After opening the restaurant, naturally you would evaluate how busy it is. If you found it was only at 50% capacity at most, you’d most likely look into what wasn’t working, right?
Which brings us to our point: creating a successful wellness program is much like running a successful business. It takes a considerable amount of research, feedback, evaluation, and implementation. What happens when you don’t do this is also similar in both scenarios: you waste a lot of time and money giving people what they don’t want, don’t need, or won’t use.
So what should you be tracking? Here is a pretty in-depth article about metrics you can track that will provide you with valuable information regarding your wellness program. However, if you’re just starting out, this can be pretty overwhelming. So here are what we believe to be best starting points for tracking metrics and the absolute bare minimum you need to be tracking:
Participation – This one is probably the easiest to track (which means you have NO excuse for not doing it!). Trust us, you’ll be happy you did. Simply track the attendance or utilization for your offerings. For example, if you’re hosting a yoga class, have a signup sheet for participants, which provides you with quantitative and qualitative records of attendance. The names can be used for raffles or other participation incentives/rewards, and the number of participants can tell you if your investment is being utilized – because if people don’t use it, no one is receiving the intended benefit.

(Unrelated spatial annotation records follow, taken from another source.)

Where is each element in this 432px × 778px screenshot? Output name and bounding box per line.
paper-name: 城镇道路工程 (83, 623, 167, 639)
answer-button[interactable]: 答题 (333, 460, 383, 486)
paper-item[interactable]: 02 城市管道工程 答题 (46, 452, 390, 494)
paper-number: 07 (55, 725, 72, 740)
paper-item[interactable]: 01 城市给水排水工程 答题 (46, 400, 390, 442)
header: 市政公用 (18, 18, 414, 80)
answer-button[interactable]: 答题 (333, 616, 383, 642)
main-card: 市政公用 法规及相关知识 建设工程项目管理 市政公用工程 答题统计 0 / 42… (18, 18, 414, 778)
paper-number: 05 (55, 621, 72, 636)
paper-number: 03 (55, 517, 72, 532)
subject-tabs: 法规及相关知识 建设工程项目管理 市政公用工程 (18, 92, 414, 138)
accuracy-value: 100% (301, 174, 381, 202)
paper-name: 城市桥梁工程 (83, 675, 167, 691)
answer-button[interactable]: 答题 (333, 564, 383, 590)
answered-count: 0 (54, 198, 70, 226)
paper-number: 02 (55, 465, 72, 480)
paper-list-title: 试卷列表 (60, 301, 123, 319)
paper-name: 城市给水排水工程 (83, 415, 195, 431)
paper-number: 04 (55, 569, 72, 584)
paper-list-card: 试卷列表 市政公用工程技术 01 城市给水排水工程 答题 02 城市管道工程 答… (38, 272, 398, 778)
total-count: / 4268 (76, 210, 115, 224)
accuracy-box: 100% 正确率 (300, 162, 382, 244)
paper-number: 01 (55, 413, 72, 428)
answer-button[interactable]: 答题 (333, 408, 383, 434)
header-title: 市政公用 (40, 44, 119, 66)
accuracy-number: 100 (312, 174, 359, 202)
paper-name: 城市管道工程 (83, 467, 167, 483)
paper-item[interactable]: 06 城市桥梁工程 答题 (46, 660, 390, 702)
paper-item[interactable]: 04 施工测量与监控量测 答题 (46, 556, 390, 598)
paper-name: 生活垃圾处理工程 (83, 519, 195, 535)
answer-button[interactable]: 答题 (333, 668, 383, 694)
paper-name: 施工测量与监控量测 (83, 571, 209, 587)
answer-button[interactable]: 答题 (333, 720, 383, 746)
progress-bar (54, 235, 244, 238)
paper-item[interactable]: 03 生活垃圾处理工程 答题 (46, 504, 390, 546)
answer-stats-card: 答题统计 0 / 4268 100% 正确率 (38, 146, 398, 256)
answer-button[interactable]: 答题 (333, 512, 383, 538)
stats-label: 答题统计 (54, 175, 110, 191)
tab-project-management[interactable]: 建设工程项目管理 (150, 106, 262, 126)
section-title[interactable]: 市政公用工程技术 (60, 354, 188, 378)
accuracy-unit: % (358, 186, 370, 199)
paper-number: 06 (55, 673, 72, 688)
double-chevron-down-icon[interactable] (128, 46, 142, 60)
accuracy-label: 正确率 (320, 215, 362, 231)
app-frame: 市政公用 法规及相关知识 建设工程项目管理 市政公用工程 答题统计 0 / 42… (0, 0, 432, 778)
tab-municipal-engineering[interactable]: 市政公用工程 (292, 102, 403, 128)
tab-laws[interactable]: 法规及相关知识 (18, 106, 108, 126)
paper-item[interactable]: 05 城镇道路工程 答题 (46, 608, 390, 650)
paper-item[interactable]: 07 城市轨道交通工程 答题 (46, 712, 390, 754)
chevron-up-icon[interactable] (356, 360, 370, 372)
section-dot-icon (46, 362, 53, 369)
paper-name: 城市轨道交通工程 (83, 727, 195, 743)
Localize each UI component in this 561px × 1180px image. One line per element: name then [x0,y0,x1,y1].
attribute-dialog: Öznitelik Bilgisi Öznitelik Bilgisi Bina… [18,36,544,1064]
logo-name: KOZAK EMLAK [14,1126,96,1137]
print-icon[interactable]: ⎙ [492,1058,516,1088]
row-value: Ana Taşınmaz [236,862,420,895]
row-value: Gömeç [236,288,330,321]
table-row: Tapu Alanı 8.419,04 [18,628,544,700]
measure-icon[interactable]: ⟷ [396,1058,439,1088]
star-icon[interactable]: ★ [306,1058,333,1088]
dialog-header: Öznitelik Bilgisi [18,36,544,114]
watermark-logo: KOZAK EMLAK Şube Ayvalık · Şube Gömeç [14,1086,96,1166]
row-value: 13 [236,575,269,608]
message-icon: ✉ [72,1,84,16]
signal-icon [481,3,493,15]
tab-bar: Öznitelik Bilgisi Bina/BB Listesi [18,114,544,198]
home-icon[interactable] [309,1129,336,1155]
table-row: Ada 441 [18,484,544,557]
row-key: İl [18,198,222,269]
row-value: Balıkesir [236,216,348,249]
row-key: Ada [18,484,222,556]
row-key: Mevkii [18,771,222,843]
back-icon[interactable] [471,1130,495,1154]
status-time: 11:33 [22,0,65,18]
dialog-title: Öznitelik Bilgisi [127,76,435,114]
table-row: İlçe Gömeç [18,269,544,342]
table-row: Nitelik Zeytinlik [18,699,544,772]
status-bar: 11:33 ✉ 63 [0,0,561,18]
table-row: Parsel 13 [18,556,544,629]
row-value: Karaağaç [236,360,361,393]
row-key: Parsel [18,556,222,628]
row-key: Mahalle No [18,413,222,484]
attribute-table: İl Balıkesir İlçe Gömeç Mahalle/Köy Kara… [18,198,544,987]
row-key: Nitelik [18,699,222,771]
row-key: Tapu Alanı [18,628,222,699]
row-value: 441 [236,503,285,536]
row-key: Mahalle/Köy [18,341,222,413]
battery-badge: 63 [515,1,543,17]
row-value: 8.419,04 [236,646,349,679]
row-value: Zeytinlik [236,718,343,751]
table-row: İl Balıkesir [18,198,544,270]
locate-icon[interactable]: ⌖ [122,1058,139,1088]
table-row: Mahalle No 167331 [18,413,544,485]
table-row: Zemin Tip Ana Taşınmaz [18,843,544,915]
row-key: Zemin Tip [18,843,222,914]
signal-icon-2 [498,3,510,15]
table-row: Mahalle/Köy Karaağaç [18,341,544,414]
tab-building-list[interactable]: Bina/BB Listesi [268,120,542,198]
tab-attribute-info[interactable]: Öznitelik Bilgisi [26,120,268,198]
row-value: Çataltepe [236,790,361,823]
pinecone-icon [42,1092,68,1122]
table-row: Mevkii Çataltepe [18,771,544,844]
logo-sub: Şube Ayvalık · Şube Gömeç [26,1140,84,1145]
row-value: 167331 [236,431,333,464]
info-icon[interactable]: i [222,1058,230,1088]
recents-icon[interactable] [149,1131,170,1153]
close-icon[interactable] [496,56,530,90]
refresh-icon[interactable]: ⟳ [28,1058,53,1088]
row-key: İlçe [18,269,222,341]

Interest – Remember that we mentioned you want to research what people actually want? This is where tracking INTEREST comes in. You need to consistently solicit feedback from employees regarding what they want to see in a wellness program, what they like, and what they don’t like. This can also help you by providing data that can be paired with participation data for further insights. For example, if 45 people sign up for a yoga class, but only 5 show up, you can gather that there is significant interest but either the marketing, incentives, or class times and dates (availability) may need to be refined. If no one signs up, no one cares. Which means you’re not offering the right thing for your employees.